Lee, C.K. “ Raw encounters: Chinese managers, African workers and the politics of casualization  in Africa’s Chinese enclaves.” The China Quarterly, 2009

Sheridan, Derek “Weak Passports and “Low-Quality” People: Chinese Expatriates and the Moral

Politics of Petty Corruption in Tanzania. Paper presented on panel “Locating China in the ‘South.” Annual meetings of the American Anthropology Association December 2018.

Sautman, Barry and Yan Hairong African Perspectives on China-Africa Links.

The China Quarterly 209

Compelling intellectual interest, theme, or question: 

Given China’s recent increased presence around the world, especially in the Global South, I am compelled by the question of what constitutes an empire. And how an empire can arise without necessarily an intention to build one. Moreover, I am seeking to treat empires not as bounded entities so much as always full of “zones of encounter” – culture making through unequal relationships across difference — both throughout the empire as well as on its peripheries. Is China already on the road to constructing an empire?  How do we assess their activities of resource extraction and unequal trading relations, what some Latin American scholars have begun to call the Beijing Consensus?

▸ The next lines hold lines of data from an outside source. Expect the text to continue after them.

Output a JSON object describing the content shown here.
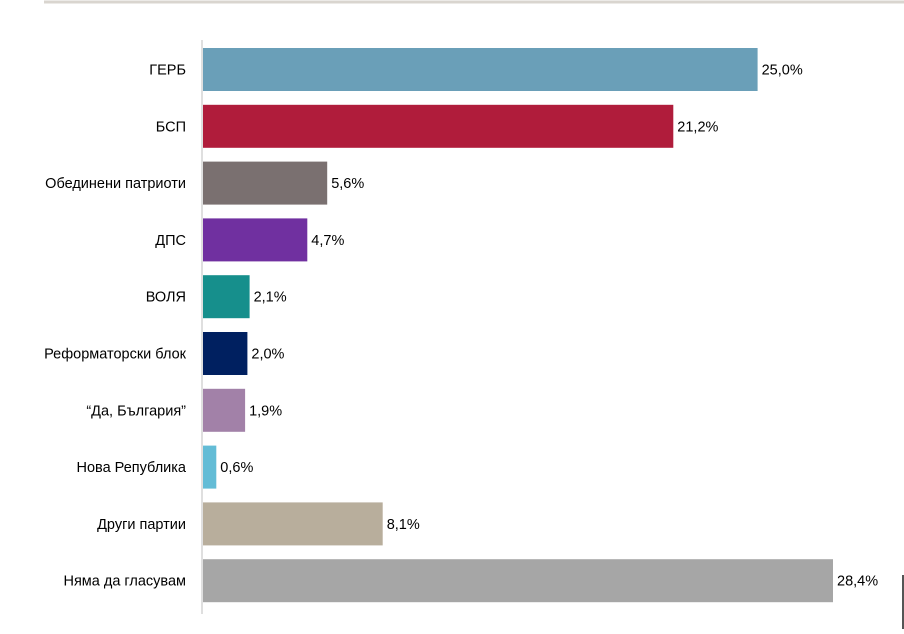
{
  "chart_data": {
    "type": "bar",
    "orientation": "horizontal",
    "categories": [
      "ГЕРБ",
      "БСП",
      "Обединени патриоти",
      "ДПС",
      "ВОЛЯ",
      "Реформаторски блок",
      "“Да, България”",
      "Нова Република",
      "Други партии",
      "Няма да гласувам"
    ],
    "values": [
      25.0,
      21.2,
      5.6,
      4.7,
      2.1,
      2.0,
      1.9,
      0.6,
      8.1,
      28.4
    ],
    "value_labels": [
      "25,0%",
      "21,2%",
      "5,6%",
      "4,7%",
      "2,1%",
      "2,0%",
      "1,9%",
      "0,6%",
      "8,1%",
      "28,4%"
    ],
    "colors": [
      "#6a9fb8",
      "#b01c3b",
      "#7a7070",
      "#7030a0",
      "#168f8c",
      "#002060",
      "#a281a8",
      "#63bcd6",
      "#b8ae9c",
      "#a6a6a6"
    ],
    "title": "",
    "xlabel": "",
    "ylabel": "",
    "xlim": [
      0,
      28.4
    ],
    "grid": false,
    "legend": "none"
  },
  "page": {
    "top_rule_color": "#d9d5cf",
    "axis_color": "#bfbfbf"
  }
}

Provisional sketch of essay:

I love the idea of collaborating with others on a project.  Perhaps we can record a conversation and write that up (with some editing, of course!).  Or write emails to one another in response to a series of questions and publish those responses. I would love to fantasize about some kind of online presence to complement the written collection, e.g., a YouTube version where we sit and talk with one another.  As to possible topic, given my interests and expertise, I’d like a comparative discussion of different aspects of empire.  I would like to ponder the extent to which China’s increased presence around the world, especially in the Global South, merely replicates other empires ( a la Arrighi’s cycles) or represents something distinctive or both.  This interest of mine would work well in a comparative discussion of, say, environmental histories, histories of movement/migration, and labor histories. I have a second interest I am writing about, which is the history of Arab-Jewish relations prior to the period of nationalism.  There is a growing amount of work in this regard, which I find extremely important for envisioning how to get beyond not only the Israeli occupation, but other violent relations borne out of nationalism and the cradle of 19th century colonialism out of which nationalism sprang.